Source: http://www.phasa.co.za/what-is-in-t...elephant-import-permits-granted-by-usfws.html
We recently received the much anticipated news that the US Fish & Wildlife Service (USFWS) has begun to issue import permits for African elephant trophies. USFWS granted a Hunting Report subscriber an import permit for two elephant hunted in South Africa in April and May 2016. We have also confirmed that a permit has been issued to import an elephant taken in Namibia.
We have been following this story since USFWS announced that it would require import permits from threatened-listed elephant under a revised 4(d) rule, which went into effect on July 6, 2016 (see article 3815). All elephant trophies imported after that time require a permit, regardless of when they were taken.
In the coming weeks, we will glean whatever information is available from the permits already issued and learn what may be in store for future applications. For the moment, we know that USFWS is moving through current applications. The permit issued for the two elephants taken in the Limpopo province also suggests that USFWS has found that South Africa's elephant management program meets its requirements for enhancement of the species as required by the 4(d) rule, and the same can be said of Namibia.
Hunters have had a reasonable expectation of getting permits for South Africa and Namibia elephant, since the USFWS had spoken favorably of elephant management in those countries before the new permitting requirement went into effect. The situation for elephant from Zimbabwe and Tanzania is complicated by previous USFWS findings. For what it's worth, we have not heard of permits from those countries being denied.
Another subscriber (who wishes to remain anonymous) wrote us to add, "My wife is one of the hunters being assisted by Conservation Force with an application for a USFWS import permit for elephant.
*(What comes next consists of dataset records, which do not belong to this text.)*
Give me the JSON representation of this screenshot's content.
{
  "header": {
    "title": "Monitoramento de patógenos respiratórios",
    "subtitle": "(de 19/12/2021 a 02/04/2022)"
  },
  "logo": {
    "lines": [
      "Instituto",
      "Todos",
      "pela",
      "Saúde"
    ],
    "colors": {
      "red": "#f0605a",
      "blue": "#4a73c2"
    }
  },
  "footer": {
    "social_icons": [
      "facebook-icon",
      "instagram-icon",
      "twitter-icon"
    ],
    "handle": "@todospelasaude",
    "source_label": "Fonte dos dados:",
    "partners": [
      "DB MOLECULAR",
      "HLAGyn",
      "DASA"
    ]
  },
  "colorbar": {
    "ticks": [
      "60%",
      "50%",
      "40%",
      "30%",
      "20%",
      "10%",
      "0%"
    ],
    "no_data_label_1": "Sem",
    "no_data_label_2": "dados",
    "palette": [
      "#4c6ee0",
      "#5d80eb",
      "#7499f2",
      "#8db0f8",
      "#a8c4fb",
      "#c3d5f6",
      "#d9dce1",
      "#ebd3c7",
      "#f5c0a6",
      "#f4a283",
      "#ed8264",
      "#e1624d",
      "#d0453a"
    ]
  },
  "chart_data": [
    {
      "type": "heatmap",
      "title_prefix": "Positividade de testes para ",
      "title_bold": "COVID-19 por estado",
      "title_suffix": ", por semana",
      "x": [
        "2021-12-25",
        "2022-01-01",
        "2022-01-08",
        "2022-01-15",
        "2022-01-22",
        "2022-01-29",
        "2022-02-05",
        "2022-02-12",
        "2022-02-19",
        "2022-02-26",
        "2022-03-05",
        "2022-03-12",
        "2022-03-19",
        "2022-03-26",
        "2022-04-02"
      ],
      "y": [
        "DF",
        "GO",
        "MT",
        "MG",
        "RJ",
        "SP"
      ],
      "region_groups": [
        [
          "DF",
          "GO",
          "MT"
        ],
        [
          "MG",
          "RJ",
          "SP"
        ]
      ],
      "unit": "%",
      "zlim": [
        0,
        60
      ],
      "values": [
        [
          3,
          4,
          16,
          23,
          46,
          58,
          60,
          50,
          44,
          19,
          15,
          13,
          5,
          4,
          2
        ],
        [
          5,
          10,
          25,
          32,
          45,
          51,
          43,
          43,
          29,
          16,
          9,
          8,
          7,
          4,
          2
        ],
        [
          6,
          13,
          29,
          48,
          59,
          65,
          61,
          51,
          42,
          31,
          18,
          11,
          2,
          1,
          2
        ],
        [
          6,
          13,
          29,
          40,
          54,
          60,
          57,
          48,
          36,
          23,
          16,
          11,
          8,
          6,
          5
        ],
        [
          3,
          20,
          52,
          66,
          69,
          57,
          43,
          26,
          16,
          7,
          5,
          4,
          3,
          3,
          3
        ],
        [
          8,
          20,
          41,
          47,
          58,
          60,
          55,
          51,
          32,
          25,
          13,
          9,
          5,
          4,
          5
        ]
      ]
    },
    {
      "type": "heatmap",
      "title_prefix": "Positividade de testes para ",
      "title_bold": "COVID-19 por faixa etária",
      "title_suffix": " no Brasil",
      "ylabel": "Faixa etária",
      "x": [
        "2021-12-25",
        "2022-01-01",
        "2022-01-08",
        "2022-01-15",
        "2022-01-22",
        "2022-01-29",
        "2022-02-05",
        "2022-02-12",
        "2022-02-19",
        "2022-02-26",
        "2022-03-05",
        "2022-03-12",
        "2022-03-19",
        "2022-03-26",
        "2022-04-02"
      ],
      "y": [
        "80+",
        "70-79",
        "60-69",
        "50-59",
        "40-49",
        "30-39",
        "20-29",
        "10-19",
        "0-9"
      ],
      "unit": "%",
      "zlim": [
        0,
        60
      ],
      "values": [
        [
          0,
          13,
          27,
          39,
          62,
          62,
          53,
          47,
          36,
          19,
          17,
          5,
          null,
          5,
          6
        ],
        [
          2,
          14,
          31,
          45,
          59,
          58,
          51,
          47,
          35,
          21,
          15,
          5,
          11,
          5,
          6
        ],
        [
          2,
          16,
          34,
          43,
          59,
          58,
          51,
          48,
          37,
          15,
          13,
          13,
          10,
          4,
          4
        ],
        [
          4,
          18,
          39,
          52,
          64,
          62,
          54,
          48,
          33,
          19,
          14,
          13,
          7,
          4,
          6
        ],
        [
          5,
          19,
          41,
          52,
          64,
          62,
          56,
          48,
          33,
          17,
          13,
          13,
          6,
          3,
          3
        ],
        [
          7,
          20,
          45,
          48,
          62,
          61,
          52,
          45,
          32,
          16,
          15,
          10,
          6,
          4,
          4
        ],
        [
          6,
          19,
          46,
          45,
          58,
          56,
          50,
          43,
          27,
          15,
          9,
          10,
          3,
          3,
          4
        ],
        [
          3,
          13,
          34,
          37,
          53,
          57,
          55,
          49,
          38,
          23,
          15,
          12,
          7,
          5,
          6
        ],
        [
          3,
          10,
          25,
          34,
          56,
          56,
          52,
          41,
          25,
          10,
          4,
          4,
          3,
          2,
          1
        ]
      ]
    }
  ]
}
Her elephant was taken in early September in the Tsholotsho area in Zimbabwe, which is part of the CAMPFIRE (Communal Areas Management Program for Indigenous Resources) program.
"The elephant was taken on the border of Hwange National Park, which has an estimated population of 45,000 to 50,000 elephants, a number far exceeding the carrying capacity of the park. The vegetation has been hammered there. As a result, the elephants cross the fence in the early evening and go back in the early morning simply to get better browse (and the locals' crops). Most of the elephants taken in that area are hunted either coming from or going back to the park.
"One of the underlying reasons for the creation of CAMPIRE was to establish a community-based natural resource management program and to allocate the ownership of renewable resources to indigenous people in conservation-protected areas. Vehicles associated with the Tsholotsho ward were very much in evidence on our safari, and it was clear to me that the various councils are invested in the enhancement of elephant in that area. We saw antipoaching patrols daily. The trophy fee that we paid finds its way back to the council for its use in habitat management. In addition, we had close to 100 villagers take the meat from the elephant."